Law, College of

 

Date of this Version

2018

Citation

2017 BRIGHAM YOUNG UNIVERSITY LAW REVIEW (2018), pp 525-610

Available at: https://digitalcommons.law.byu.edu/lawreview/vol2017/iss3/4

Abstract

We are used to thinking that facts shape legal outcomes, but sometimes the Supreme Court wants nothing to do with facts. In some high-profile constitutional decisions, the Roberts Court has ignored important congressional findings, deeming irrelevant facts that document the very mischief Congress sought to remedy. Similarly, in these same cases the Court exploits the muddy line between facial and as-applied challenges to avoid confronting particular facts. The Justices in these cases do not question the veracity of seemingly relevant facts. Rather, they write their opinions as though these facts don’t matter.
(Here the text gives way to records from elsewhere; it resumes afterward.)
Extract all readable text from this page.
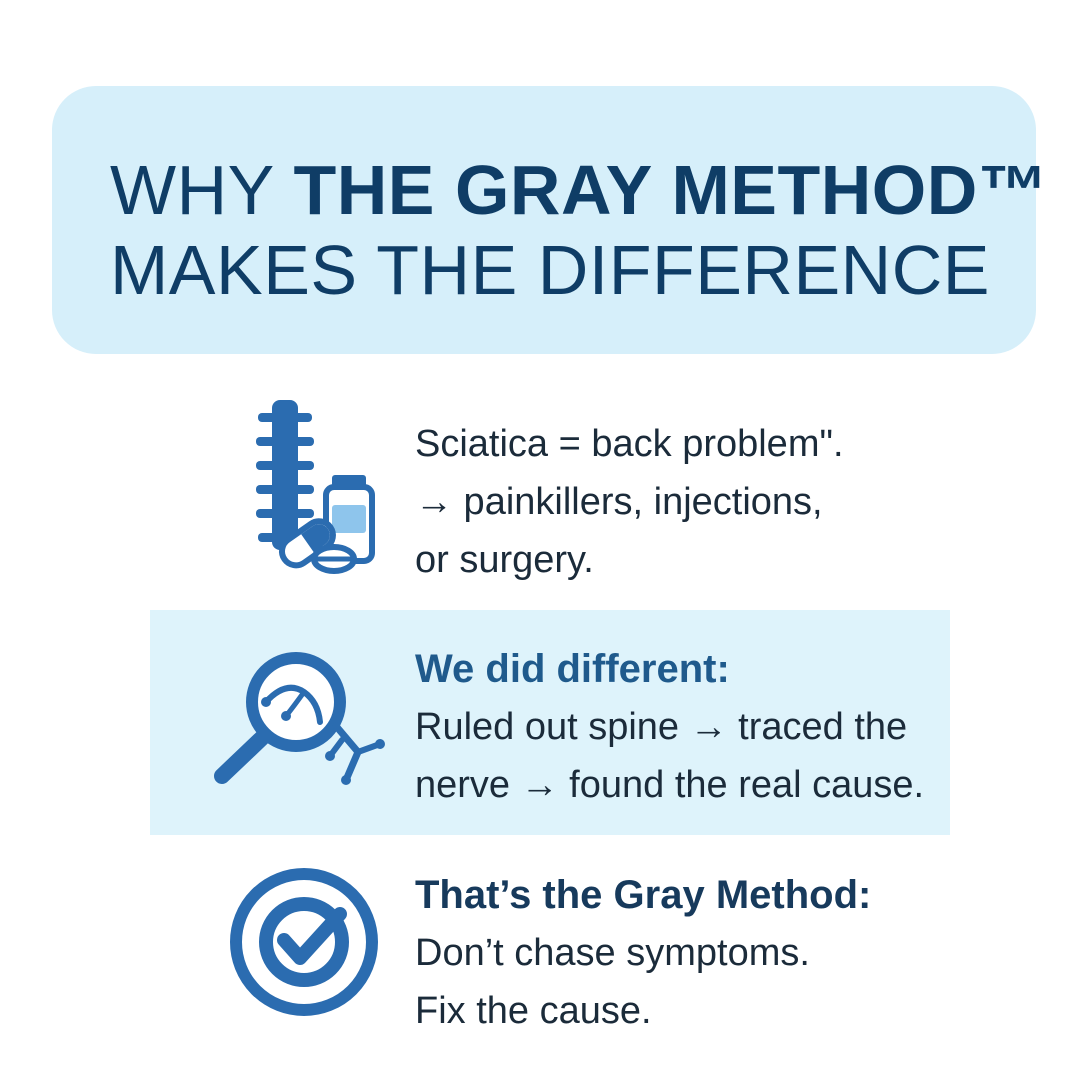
WHY THE GRAY METHOD™
MAKES THE DIFFERENCE
Sciatica = back problem".
→ painkillers, injections,
or surgery.
We did different:
Ruled out spine → traced the
nerve → found the real cause.
That’s the Gray Method:
Don’t chase symptoms.
Fix the cause.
This Article examines the Court’s penchant for brushing aside inconvenient facts. Using three prominent decisions as case studies, it argues that a majority of Justices too often rely on novel constitutional doctrine to dismiss congressional findings and other facts. This collective disdain for facts muddles constitutional law, aggrandizes the judiciary, and privileges ideology over evidence. Of course, the relevance of particular facts is ultimately a legal question, so the Court clearly enjoys the prerogative to determine which findings have constitutional salience. That said, the Court still owes Congress and the country a more careful explanation when it deems irrelevant the very facts that prompted legislative action in the first place.